What if instead of fighting Uber, the TTC became, in part, more like Uber? Why not adopt the technology, rather than trying to squash it? Why not offer another, subsidized, public Uber service for areas that don’t require an entire bus route, or are beyond the reach of a subway? Would it be costly? How costly? Where would the funding come from? Would the province/state kick in? Would the federal government? Could something similar be applied to AirBnB?
It is an idea — one that needs work, but it is a place to start, maybe. I don’t know? The point, ultimately, is that there is an opportunity for cities to make this technology more publicly available and accessible (especially to those of limited income, who might participate in the ‘share economy’ as service providers, but for whom its benefits are out of reach) — to create a city that can provide convenience at reduced cost, but where not everyone has to go it alone, where housing costs are not artificially inflated thanks to newfound rental income potential in each unit or home on a street, and where physical infrastructure remains sustainable, funded, and up-to-date, rather than decaying under a fleet of private cars.
In fact, such a shift may have already started. In Tampa Bay, a local regional transit authority is looking for “new ways to reach people who don’t live near a bus stop,” as “part of a pilot program called First mile/Last mile”, referring to the distance one usually has to walk to get to transit that can often make it inaccessible. The idea is to partner with Lyft and Uber (or others). “Someone could hold up their [transit] pass and get validated by the vender or they can buy a flat fare. Three dollars is our highest flat fare,” the transit CEO said. “It gives us the opportunity to get the bus off the street when it doesn’t make financial sense, but preserve that service that we are paying for.”

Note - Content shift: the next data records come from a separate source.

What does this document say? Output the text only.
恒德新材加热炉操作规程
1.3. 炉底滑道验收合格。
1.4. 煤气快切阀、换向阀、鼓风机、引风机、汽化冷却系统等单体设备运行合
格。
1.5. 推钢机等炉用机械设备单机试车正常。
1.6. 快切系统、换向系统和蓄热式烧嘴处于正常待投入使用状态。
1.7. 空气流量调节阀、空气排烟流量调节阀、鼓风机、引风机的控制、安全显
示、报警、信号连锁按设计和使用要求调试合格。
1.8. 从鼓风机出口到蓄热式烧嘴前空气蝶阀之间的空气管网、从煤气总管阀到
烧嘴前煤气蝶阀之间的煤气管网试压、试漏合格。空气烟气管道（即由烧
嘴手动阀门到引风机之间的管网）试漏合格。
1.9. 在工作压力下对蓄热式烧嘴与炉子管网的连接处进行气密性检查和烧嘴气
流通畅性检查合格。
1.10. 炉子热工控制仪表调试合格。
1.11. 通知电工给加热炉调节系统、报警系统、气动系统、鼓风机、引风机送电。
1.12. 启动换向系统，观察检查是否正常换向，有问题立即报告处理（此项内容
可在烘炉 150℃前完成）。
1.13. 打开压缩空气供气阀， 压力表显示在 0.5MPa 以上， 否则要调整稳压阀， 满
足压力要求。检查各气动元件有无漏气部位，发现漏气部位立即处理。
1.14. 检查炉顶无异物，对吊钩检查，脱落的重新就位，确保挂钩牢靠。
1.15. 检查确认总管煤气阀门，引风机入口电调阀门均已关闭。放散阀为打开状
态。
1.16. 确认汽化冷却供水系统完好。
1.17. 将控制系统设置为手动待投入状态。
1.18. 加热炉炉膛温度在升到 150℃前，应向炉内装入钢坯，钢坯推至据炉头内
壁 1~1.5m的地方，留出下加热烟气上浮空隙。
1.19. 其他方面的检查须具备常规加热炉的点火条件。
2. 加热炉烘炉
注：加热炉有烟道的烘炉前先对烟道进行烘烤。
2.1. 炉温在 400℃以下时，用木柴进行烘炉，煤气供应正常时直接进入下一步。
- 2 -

Interestingly, Uber has now partnered with TransLoc, an app designed to do exactly the same thing as the one in Tampa Bay. With TransLoc, the idea is to take an Uber to your local bus stop. This is an interesting step — perhaps a very good one. Of course, one wonders how often the passenger will simply opt to stay in the Uber car, but maybe this will work. Maybe this is another way to get the best of both worlds? I’m not sure.

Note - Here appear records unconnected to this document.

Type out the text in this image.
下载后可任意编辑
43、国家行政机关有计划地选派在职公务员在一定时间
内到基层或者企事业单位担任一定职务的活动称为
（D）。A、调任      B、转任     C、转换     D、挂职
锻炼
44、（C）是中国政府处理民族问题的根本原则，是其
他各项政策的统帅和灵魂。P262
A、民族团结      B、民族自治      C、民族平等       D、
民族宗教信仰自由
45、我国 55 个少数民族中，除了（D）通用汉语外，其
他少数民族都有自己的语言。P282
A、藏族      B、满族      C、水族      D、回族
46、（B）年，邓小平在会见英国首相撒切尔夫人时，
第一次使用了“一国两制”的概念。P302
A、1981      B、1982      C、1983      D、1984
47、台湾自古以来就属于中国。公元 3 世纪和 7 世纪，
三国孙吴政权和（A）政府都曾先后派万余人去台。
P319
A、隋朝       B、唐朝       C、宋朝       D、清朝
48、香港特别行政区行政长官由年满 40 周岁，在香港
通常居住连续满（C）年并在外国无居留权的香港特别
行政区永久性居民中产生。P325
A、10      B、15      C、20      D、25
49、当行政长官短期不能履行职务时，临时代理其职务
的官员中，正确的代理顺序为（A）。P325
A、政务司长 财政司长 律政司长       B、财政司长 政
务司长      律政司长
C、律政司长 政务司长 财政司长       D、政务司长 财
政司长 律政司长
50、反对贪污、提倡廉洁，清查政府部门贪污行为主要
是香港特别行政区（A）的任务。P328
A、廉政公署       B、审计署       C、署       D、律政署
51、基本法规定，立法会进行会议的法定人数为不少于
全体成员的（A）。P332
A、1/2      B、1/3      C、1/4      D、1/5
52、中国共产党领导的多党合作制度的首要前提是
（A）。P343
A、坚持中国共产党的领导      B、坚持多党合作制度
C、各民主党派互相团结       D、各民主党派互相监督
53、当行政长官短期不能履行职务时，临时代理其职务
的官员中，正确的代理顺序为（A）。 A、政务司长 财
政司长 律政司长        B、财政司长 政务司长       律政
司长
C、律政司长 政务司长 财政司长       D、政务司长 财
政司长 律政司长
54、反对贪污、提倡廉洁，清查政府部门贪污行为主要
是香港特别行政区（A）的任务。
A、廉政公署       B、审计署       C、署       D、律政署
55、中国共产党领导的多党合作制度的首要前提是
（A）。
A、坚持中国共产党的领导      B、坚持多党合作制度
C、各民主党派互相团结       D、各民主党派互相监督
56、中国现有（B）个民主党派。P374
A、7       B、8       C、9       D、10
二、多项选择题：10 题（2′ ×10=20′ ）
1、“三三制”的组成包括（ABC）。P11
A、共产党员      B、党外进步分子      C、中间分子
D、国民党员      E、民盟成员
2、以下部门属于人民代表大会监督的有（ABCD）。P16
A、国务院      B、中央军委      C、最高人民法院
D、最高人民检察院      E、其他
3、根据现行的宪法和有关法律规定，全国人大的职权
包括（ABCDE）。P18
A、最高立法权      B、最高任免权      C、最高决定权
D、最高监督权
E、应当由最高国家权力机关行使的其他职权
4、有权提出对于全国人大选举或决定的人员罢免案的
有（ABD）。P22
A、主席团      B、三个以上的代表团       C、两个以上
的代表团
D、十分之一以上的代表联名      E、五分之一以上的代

In any case, it may be possible that the solution for issues that plague cities all over the world is not necessarily more AirBnB or more Uber, which please us as consumers, but actually more city, which must please us as citizens. Public ownership means, to a large extent, shared ownership. It means we all have a vested interest in mutual success, rather than just our own. It might even mean we have to speak to one another from time to time. It probably also means we end up empathizing and cooperating.
In the end, we sort of already have a shared economy, don’t we? Isn’t that what a city is? It could use an update to its model, but we would be wrong to think it obsolete.